Le petit Orion, sous ses couvertures, étaient bien plus pâle que de d’habitude. Mais brave (et fier- il fit comme si de rien n’était :
-Elle est courte, votre histoire !
-Tu aurais voulu que d’autres enfants se fassent dévorer ?
-NON ! J’veux dire.. C’est pas sympa pour eux !
La vieille femme rit, la main sur le cœur, et se leva finalement : il était suffisamment tard comme cela pour un garçon de 7 ans.
-Aller, Orion, il faut dormir, maintenant ! Et souviens-toi, si tu ne dors pas… Je crois que l’horloge de mon salon a une petite faim !
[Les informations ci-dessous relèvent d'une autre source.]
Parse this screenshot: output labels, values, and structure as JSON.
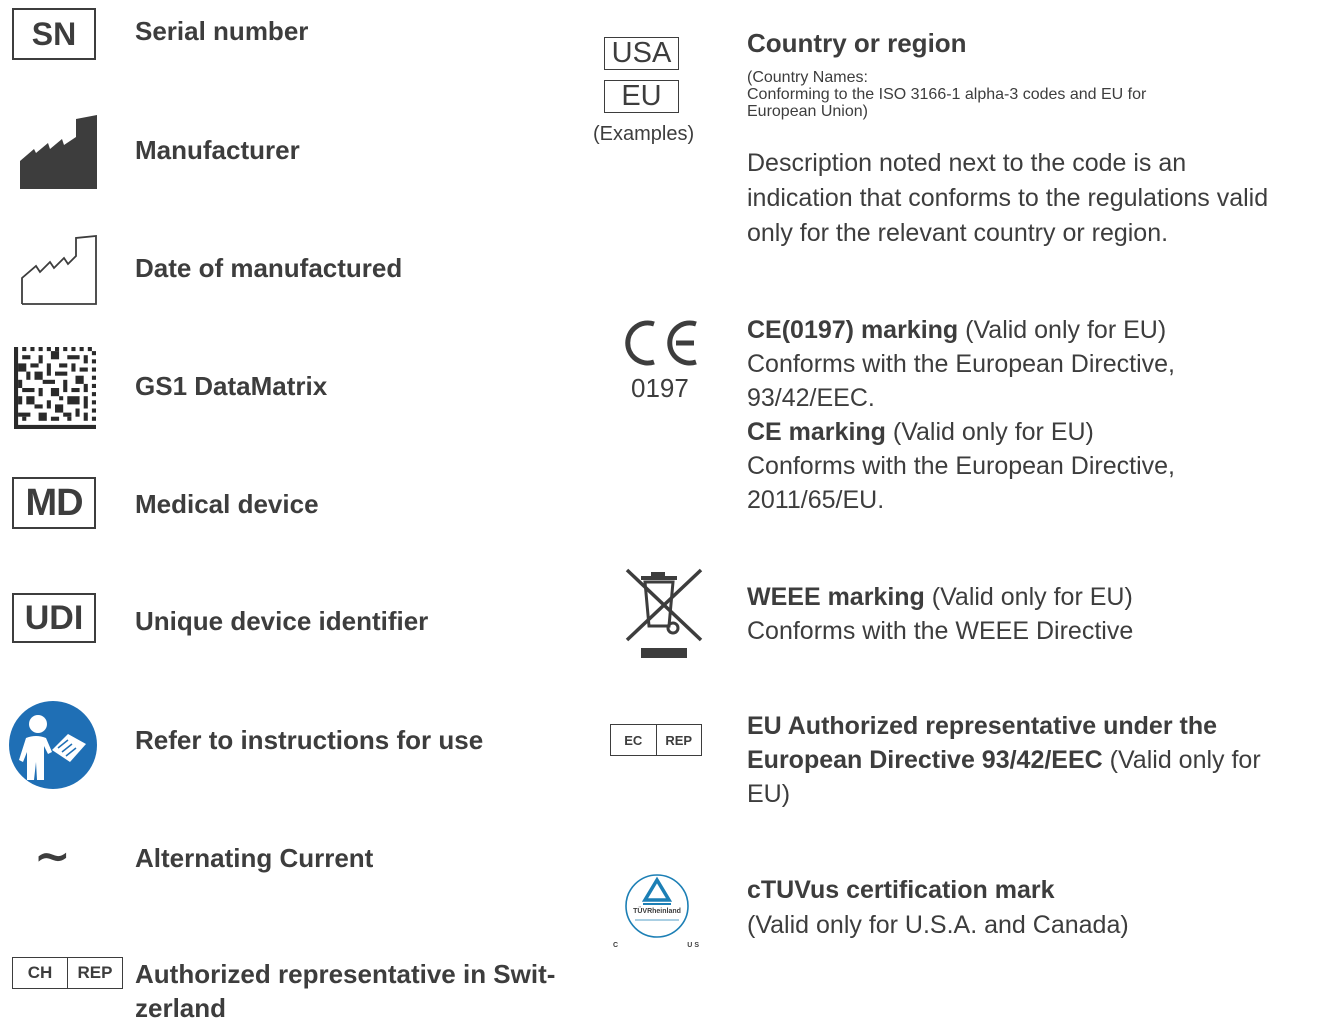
{
  "left": {
    "serial": {
      "icon_text": "SN",
      "label": "Serial number"
    },
    "manufacturer": {
      "label": "Manufacturer"
    },
    "date": {
      "label": "Date of manufactured"
    },
    "datamatrix": {
      "label": "GS1 DataMatrix"
    },
    "md": {
      "icon_text": "MD",
      "label": "Medical device"
    },
    "udi": {
      "icon_text": "UDI",
      "label": "Unique device identifier"
    },
    "ifu": {
      "label": "Refer to instructions for use"
    },
    "ac": {
      "icon_text": "∼",
      "label": "Alternating Current"
    },
    "chrep": {
      "left": "CH",
      "right": "REP",
      "label_line1": "Authorized representative in Swit-",
      "label_line2": "zerland"
    }
  },
  "right": {
    "country": {
      "code1": "USA",
      "code2": "EU",
      "examples": "(Examples)",
      "title": "Country or region",
      "note_line1": "(Country Names:",
      "note_line2": "Conforming to the ISO 3166-1 alpha-3 codes and EU for",
      "note_line3": "European Union)",
      "desc_line1": "Description noted next to the code is an",
      "desc_line2": "indication that conforms to the regulations valid",
      "desc_line3": "only for the relevant country or region."
    },
    "ce": {
      "mark": "CE",
      "number": "0197",
      "title1": "CE(0197) marking",
      "valid1": " (Valid only for EU)",
      "line2": "Conforms with the European Directive,",
      "line3": "93/42/EEC.",
      "title2": "CE marking",
      "valid2": " (Valid only for EU)",
      "line5": "Conforms with the European Directive,",
      "line6": "2011/65/EU."
    },
    "weee": {
      "title": " WEEE marking",
      "valid": " (Valid only for EU)",
      "line2": "Conforms with the WEEE Directive"
    },
    "ecrep": {
      "left": "EC",
      "right": "REP",
      "line1": "EU Authorized representative under the",
      "line2_bold": "European Directive 93/42/EEC",
      "line2_rest": " (Valid only for",
      "line3": "EU)"
    },
    "tuv": {
      "logo_text": "TÜVRheinland",
      "c": "C",
      "us": "US",
      "title": "cTUVus certification mark",
      "line2": "(Valid only for U.S.A. and Canada)"
    }
  },
  "colors": {
    "text": "#3d3d3d",
    "ifu_blue": "#1f6fb5",
    "tuv_blue": "#1c7fb5"
  }
}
Sans rien répondre, le garçonnet la regarda quitter la pièce, avant de rouler sous ses couvertures, peu rassuré. C’est vrai que l’horloge du salon de Mrs Pumkin était vraiment très, très grande.

Quelques heures plus tard, Orion ne dormait toujours pas. Il était entrain d’imaginer combien d’enfants l’horloge avait dû manger dans sa vie. Une idée encore plus terrible lui vint rapidement : et si les enfants étaient toujours coincés dans le creux de l’horloge, et attendaient qu’on leur vienne en aide ? Il se redressa dans son lit, persuadé d’avoir raison ! Et même si sa mère passait son temps à lui seriner d’obéir aux adultes – sauf les louches qu’il ne connaissait pas et qui avaient des bonbons sur eux – il ne put abandonner ses frères d’armes ! Attrapant un plateau en cuivre que sa voisine avait probablement stocké là par manque de place, il quitta la chambre d’amis, la peur au ventre.
Il descendit les escaliers sur la pointe des pieds, entendant déjà le « tic-tac, tic-tac » incessant qui s’échappait du salon lui vriller les oreilles. Mais, malgré les tressautements de son estomac, il n’abandonna pas la mission : il devait sauver les prisonniers !
Il traversa le hall d’entrée minuscule, le plateau bien droit devant lui, et pénétra finalement dans la pièce, où l’immense horloge en chêne s’élevait contre le mur du fond, ses rouages menaçants roulant des mécaniques.
-En gu.. garde ! Créature du démon ! Tu ne… m’fais pas… peur… Du tout ! S’écria-t-il en brandissant son bouclier de fortune. Il se prenait pour un templier en pleine croisade, mais si ses genoux auraient pu s’entrechoquer , ils l’auraient fait !
Juste au moment où il entama un pas incertain vers le cadran, l’horloge sonna minuit, et le garçon hurla comme une jouvencelle, avant de se ruer à l’étage : pour lui, l’horloge avait senti sa présence, et il avait échappé à une mort certaine !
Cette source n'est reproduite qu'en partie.